Despite what teachers unions tell you, collective bargaining is bad for kids and country.
Ask any teacher unionista – leader or camp follower – and they will tell you with great assuredness that when teachers are organized and collectively bargain, children are better educated. To bolster their argument, they say things like unions enable teachers to “advocate for children and schools without facing retaliation.” Or that unions give teachers a “voice in policy decisions and allow them to be advocates for higher education spending.”
So let’s examine the data. “The Long-run Effects of Teacher Collective Bargaining,” a study by Cornell researchers Michael Lovenheim and Alexander Willen, was presented at the annual American Economic Association meeting in Philadelphia earlier this month. (H/T Jason Bedrick.) Their carefully constructed analysis examined “labor market outcomes and educational attainment for 35-49 year olds” and found that teacher collective bargaining worsens the future labor market outcomes of students.

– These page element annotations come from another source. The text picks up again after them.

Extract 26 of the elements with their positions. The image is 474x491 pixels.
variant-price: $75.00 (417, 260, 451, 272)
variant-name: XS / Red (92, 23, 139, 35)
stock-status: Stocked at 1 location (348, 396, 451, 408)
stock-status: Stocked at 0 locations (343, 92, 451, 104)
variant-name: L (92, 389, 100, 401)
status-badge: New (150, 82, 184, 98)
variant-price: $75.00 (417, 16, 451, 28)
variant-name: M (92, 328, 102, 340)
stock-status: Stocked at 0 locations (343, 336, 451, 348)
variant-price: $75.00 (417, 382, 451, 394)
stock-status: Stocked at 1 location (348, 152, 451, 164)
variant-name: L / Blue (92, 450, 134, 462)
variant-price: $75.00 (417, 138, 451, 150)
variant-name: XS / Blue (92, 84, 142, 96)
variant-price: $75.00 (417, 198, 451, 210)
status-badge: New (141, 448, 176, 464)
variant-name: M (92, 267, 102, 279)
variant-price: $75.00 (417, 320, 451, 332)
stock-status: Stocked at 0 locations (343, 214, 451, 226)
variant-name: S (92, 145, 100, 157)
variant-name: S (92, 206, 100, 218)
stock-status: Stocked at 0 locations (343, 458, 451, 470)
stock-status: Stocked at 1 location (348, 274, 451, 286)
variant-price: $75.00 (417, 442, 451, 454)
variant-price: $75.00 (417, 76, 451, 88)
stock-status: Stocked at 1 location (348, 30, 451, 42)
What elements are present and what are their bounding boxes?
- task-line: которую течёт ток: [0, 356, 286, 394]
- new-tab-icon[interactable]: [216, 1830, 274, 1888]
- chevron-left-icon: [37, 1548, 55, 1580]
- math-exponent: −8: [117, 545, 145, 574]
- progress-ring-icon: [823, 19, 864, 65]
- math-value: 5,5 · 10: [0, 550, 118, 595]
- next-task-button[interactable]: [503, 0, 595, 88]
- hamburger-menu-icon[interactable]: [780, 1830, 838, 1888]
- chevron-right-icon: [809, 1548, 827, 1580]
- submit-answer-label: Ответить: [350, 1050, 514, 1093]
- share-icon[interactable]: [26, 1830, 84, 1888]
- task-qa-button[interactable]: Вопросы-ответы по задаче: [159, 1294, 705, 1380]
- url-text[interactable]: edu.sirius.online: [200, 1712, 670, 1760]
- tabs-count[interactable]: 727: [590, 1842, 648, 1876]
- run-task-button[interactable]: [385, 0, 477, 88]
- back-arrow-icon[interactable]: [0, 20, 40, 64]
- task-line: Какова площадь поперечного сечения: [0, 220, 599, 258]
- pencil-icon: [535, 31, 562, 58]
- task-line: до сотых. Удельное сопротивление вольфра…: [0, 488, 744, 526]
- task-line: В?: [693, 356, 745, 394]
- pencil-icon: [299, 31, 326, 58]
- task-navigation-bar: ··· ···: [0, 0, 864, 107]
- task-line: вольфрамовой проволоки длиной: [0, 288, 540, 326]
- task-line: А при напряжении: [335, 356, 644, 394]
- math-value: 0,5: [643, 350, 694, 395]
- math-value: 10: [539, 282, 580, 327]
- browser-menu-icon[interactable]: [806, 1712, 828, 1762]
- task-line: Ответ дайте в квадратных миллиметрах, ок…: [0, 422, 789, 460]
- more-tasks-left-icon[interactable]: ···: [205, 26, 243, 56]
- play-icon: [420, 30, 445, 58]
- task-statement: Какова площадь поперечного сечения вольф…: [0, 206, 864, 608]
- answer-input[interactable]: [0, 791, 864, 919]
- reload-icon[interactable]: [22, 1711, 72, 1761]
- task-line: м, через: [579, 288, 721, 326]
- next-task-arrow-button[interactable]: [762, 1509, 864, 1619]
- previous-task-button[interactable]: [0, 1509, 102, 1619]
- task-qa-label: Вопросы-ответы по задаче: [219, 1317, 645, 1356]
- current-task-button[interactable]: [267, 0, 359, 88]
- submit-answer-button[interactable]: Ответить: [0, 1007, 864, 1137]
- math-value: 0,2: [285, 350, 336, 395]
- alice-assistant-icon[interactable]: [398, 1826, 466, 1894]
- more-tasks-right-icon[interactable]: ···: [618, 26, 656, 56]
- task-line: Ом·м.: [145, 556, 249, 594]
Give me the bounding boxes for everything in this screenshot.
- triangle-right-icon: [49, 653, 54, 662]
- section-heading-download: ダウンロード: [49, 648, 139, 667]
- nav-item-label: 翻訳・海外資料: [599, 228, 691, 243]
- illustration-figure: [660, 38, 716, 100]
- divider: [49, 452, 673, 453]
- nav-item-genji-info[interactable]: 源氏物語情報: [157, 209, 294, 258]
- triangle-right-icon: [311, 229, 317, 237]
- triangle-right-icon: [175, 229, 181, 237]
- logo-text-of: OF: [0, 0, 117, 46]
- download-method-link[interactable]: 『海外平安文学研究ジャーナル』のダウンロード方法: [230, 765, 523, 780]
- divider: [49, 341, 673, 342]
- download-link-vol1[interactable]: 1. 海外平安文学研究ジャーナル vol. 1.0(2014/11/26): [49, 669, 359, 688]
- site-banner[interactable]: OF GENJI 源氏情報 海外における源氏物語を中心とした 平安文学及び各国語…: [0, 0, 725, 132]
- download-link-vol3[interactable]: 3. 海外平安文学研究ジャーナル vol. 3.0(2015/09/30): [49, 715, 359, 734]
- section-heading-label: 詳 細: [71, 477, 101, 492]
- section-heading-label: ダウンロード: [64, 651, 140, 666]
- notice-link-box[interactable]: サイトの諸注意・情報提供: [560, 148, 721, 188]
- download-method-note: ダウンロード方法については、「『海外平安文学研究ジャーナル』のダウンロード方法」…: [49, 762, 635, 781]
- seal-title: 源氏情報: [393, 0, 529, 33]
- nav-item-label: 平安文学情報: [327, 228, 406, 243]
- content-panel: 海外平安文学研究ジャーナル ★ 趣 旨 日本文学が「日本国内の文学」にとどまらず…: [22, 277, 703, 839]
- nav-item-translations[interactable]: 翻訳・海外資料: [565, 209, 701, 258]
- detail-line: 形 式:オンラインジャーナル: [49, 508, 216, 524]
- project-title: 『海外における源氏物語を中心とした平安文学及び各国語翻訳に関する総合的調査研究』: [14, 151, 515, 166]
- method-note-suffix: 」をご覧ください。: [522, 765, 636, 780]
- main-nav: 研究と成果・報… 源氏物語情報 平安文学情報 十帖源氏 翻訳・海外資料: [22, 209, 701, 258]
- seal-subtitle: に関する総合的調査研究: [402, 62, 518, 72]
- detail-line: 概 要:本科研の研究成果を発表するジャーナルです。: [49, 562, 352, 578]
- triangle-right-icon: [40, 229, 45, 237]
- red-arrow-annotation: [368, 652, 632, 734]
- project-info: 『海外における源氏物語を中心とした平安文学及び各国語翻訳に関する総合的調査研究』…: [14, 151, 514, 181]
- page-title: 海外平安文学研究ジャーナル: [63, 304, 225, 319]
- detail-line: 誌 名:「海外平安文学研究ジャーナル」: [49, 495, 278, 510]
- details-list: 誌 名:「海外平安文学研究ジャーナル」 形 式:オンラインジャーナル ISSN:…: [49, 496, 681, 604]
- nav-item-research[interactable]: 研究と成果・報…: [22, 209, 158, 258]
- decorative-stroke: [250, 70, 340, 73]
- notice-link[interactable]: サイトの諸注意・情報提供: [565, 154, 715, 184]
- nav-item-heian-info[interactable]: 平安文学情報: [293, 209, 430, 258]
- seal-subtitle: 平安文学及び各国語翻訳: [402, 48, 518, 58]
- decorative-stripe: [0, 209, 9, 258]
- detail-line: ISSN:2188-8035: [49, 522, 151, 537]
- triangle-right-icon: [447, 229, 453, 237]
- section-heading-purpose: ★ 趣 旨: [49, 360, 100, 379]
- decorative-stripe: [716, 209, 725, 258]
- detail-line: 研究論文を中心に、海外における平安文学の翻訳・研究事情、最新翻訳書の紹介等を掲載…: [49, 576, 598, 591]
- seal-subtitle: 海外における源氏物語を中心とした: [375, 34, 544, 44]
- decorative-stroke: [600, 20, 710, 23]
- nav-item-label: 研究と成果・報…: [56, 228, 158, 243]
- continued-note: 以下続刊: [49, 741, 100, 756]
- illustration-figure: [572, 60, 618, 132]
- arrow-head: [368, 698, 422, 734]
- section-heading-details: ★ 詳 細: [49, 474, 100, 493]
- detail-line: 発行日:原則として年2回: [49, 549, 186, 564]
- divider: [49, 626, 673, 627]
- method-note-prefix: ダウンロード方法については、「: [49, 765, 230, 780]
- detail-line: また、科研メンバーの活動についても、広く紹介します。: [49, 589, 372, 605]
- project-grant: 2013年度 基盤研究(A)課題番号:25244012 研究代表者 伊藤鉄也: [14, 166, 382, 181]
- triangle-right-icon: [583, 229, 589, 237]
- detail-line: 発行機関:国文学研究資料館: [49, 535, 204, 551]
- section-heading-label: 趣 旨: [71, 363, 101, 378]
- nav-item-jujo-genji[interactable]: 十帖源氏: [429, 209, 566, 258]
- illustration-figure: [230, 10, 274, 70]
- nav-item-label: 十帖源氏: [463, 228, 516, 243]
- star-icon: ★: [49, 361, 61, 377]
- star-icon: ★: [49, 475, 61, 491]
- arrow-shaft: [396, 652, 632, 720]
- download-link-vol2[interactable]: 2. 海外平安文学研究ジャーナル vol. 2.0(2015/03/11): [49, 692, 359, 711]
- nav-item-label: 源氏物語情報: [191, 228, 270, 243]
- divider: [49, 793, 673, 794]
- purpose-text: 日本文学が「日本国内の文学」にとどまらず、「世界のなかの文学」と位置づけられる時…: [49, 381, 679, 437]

In states that have collective bargaining laws for all 12 grade-school years, earnings are reduced “by $800 (or 2%) per year and decreases hours worked by 0.50 hours per week. The earnings estimate indicates that teacher collective bargaining reduces earnings by $199.6 billion in the US annually. We also find evidence of lower employment rates, which is driven by lower labor force participation, as well as reductions in the skill levels of the occupations into which workers sort.” (Emphasis added.) The study found that minorities are especially negatively affected by collective bargaining.
The results should not surprise anyone who is familiar with the highly unprofessional nature of collective bargaining. As the American Enterprise Institute’s Rick Hess and Martin West from the Brookings Institution point out, collective bargaining agreements (CBAs) “are vestiges of the industrial economic model that prevailed in the 1950s, when assembly-line workers and low-level managers were valued less for their knowledge or technical skills than for their longevity and willingness to serve loyally as a cog-in-a-top-down enterprise.”
“Willingness to serve loyally as a cog-in-a-top-down enterprise” is not what we want in our teachers, even if labor leaders claim that being in the union gives teachers “a voice.” (A voice?! Unless you toe the union party line, you may as well have had a laryngectomy.)
The Lovenheim/Willen analysis is not the first to find damage done by collective bargaining. In 2007, Stanford professor Terry Moe reported that collective bargaining “appears to have a strongly negative impact in the larger districts, but it appears to have no effect in smaller districts (except possibly for African American students—which is important indeed if true).” Caroline Hoxby, Professor of Economics at Stanford University, made a three minute video in 2009 in which she explains in plain language how CBAs stifle any management flexibility in determining the best slot for a teacher at a given school, as well as denying them the opportunity to get rid of underperformers.
The Lovenheim/Willen study was one of several at the AEA gathering to address teachers unions. An analysis by University of Connecticut researchers found that in states with the strongest teacher unions (and most restrictive CBAs), school districts greatly increased education expenditures compared to states with weaker teacher unions.
Barbara Biasi, a postdoctoral fellow in Industrial Relations at Princeton University, also presented a paper in which she found that Wisconsin Governor Scott Walker’s Act 10, instituted in 2011, created a marketplace for teachers where public school districts compete for better employees. For instance, a district can pay more to recruit and retain “high-value added teachers – that is, those who most improve student learning. Districts can also cap salaries of low-performing teachers, which might encourage them to quit or leave for other districts.” Among Biasi’s findings is that there is a “34 percent increase in the quality of teachers moving from salary-schedule to individual-salary districts, and a 17 percent decrease in the quality of teachers exiting individual-salary districts.” Act 10 provided sweeping changes in collective bargaining, compensation, retirement, health insurance, and sick leave for public sector employees and has saved taxpayers over $5 billion to date.
Collective bargaining is wrong for teachers who want to be considered professionals, and harmful to students and taxpayers, but it is the cornerstone of teachers unions. Legislators and governors, who are responsible for creating and maintaining the defective system, need to recognize the evils of CBAs, step up to the plate and dismantle them. A close study of Wisconsin’s Act 10 would be a terrific place to begin.
Larry Sand, a former classroom teacher, is the president of the non-profit California Teachers Empowerment Network – a non-partisan, non-political group dedicated to providing teachers and the general public with reliable and balanced information about professional affiliations and positions on educational issues. The views presented here are strictly his own.